Chapter 54

Healthy Body, Healthy Mind

Sharon ran.

She ran until the ground stopped splitting, the wires stopped spitting, the water stopped flowing up from beneath her feet, the car alarms stopped wailing, the windows stopped cracking and the world was at last a solid thing of neat little houses, empty bus stops and the distant wailing of sirens.

Somehow Rhys had managed to run with her, stumbling through the night-time streets of Tooting, all tidy little rows of tidy little houses largely inhabited by people with an appreciation of patios. She hadn’t attempted the spirit walk, much less a spirit run, but a stagger through the solid reality of London, no shadows in the walls nor whisperings in the street, just the racing of her own heart as she and Rhys fled the wrecked remnants of the Friendlies’ temple. Kevin had scampered after them with a cry of “Don’t forget me!” pausing on each street corner to hop up and down with urgency as Edna, wheezing and holding her sides, brought up the rear.

The four of them had united, too breathless to speak, on the edge of a crooked green park with inexplicable apparatus for children to have fun on, if they could solve the intellectual challenge of how.

Kevin, though the least winded, swayed with incredulity and indignation for a good three minutes while the others gasped their way towards normality, before he threw up his hands and wailed, “What the fuck?!” He sagged against the iron railings of the park, his face as morose as his body language.
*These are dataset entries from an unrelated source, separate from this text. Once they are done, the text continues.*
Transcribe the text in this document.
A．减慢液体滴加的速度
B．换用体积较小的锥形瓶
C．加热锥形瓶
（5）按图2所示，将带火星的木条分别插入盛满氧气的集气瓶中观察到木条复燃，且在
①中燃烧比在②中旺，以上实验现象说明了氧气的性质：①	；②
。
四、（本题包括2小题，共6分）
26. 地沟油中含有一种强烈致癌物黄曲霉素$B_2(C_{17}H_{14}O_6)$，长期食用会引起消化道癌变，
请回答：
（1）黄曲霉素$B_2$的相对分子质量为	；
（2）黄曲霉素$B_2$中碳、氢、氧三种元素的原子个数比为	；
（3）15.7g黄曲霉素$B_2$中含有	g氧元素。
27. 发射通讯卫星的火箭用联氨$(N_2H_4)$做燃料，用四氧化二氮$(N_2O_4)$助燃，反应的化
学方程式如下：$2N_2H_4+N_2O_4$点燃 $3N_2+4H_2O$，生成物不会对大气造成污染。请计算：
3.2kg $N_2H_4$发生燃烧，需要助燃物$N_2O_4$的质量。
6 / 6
Edna managed to say, “Are… Are they… Are they going to… follow?”

“I guess we’d know by now,” panted Sharon. “Bloody hell, I need to do a sport or something.”

Rhys didn’t speak. His face was ash-grey and, as Sharon turned to look at him, his gaze drifted down to where his hand was still pressed against his side, fingers red with blood.

“Oh,” he whimpered. Then added “Sorry,” and fell, slowly and gently, to the ground.

Sharon caught his shoulders before his head could slam into the pavement. “Oh, my God!” wailed Kevin. “There’s dirt everywhere and he’s bleeding!”

“I’ll call an ambulance,” stammered Edna. But Sharon interrupted before the older woman could move.

“How are we going to explain this to anyone?”

“But what if there’s digestive fluids in the blood?” demanded Kevin. “That’s so gross.”

Sharon looked into Rhys’ face. His eyes were half-open, staring at a distant nothing; his lips tried to move but produced no words. She peeled away the shirt around his side and there were two marks gouged in his skin, the marks of animal claws, the blood too thick and black for her to see anything clearly.

Edna didn’t move; Kevin wavered, eyes transfixed by the blood seeping through Sharon’s hands. “Rhys?” she whispered. His eyes flickered. “Oi! Rhys!” Louder, more urgent. “Hey, hay-fever-nut druid!” she shouted, loud enough to send his eyelids quivering back up, whites rolling beneath. “Oi, you!” she repeated, shaking him by the shoulder. “You don’t bloody go nowhere, you hear? You stay with me.”

She turned to the others. “There’s a number on my phone,” she said, pressing down gingerly against the wound in Rhys’s side. “Sammy the Elbow. Call him.”